During play, we keep track of the boundary of the board (i.e. the square in which all played letters fall). Play then occurs recursively. The play function loops through trying every possible word at every position within the board boundary (and outside ± the length of that word). Every time a word is tried in a location, the validity of that placement is checked (i.e. are all letters connected, are all words valid, and have we not used too many of any letter). If valid, the function is recursively called; if not, the loop continues (and if the loop finishes, we backtrack up one recursive level). Words are tried both horizontally and vertically, althought the order in which they are tried alternates as a heuristic (since it's easier to play a vertical word onto a horizontal word than play two horizontal words side-by-side). At every level, the playable words are filtered down to those that can be played using the letters still in the hand plus a certain number from the board - this setting can be changed, but using a relatively low value (default of 2) can dramatically increase solving speed. With the proper settings, the check is ultimately exhaustive and so can take some time to determine that there are no valid solutions; however, the maximum number of iterations can also be set to alleviate this issue. The first recursive level of the word-checking loop is multithreaded, with each thread responsible for a chunk of all possible words - an AtomicBool tracks whether any thread has found a solution for early stopping.

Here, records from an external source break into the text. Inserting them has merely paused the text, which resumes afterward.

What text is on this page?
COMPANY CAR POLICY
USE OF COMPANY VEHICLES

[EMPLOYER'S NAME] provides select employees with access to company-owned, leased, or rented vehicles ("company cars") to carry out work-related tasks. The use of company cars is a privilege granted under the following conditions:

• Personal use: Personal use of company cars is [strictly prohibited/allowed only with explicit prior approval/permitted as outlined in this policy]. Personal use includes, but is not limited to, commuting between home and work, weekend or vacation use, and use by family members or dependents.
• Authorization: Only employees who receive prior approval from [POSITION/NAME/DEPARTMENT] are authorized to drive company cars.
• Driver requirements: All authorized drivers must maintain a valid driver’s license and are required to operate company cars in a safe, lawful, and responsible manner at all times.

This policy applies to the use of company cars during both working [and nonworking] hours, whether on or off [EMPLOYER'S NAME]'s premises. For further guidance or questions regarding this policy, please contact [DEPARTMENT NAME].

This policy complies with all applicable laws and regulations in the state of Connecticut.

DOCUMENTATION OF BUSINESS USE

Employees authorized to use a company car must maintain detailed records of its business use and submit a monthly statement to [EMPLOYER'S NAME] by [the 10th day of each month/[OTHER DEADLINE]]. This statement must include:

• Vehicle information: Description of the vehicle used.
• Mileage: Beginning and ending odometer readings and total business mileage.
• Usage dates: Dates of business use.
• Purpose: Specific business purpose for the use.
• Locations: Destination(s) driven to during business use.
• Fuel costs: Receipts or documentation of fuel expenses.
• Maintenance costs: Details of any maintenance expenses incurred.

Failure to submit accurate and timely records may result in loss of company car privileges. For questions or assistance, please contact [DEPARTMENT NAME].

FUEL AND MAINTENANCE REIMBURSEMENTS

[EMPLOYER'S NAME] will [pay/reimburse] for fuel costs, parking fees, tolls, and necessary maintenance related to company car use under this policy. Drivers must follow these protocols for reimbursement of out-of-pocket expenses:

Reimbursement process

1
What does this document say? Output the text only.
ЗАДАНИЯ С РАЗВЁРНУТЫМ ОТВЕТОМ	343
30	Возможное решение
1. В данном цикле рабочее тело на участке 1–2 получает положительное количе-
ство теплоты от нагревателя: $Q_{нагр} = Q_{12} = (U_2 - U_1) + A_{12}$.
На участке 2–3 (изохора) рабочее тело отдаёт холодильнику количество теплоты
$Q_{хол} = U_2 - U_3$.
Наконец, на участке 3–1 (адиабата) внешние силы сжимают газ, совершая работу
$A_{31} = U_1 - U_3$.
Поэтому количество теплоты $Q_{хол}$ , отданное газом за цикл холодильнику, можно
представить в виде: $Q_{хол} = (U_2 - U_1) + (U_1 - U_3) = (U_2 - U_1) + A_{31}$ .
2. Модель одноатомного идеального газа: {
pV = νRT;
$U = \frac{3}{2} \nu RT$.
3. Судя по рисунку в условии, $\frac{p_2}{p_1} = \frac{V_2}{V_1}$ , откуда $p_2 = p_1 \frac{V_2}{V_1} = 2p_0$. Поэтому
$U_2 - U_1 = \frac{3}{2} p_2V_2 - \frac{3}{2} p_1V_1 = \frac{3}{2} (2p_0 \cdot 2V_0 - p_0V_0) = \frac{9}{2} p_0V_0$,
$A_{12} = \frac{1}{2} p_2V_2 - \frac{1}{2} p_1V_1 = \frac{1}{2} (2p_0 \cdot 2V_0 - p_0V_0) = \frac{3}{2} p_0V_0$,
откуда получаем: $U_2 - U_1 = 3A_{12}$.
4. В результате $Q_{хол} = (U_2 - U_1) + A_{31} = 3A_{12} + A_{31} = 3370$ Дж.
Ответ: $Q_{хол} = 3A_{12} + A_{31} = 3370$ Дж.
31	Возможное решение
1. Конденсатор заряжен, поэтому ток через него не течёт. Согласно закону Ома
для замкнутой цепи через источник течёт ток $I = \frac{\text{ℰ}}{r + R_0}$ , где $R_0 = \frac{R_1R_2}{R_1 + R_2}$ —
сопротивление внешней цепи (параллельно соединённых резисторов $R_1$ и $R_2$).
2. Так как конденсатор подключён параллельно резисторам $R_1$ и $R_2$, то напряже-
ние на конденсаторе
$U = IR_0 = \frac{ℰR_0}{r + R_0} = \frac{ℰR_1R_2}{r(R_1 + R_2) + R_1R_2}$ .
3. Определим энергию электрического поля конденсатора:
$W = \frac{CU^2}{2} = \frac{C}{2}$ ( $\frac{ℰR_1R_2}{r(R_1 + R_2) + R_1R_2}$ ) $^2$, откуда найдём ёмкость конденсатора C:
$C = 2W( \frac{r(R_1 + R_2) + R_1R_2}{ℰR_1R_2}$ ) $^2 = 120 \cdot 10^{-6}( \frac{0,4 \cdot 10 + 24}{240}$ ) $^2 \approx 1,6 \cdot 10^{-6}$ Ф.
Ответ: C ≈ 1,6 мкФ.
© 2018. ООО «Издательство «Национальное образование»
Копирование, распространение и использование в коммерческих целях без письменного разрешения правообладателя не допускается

For solving off a previous board, first a heuristic is used when only a single additional letter is added to the previously recorded hand: that letter is tried at every spot on the board. If multiple letters are provided, then words playable with those letters plus a certain number already on the board are checked recursively. After that, single words are removed in a recursive fashion and recursive play is attempted from those. If all that fails, the recursive processing begins anew.
The frontend uses the PrimeReact component library, along with react-zoom-pan-pinch.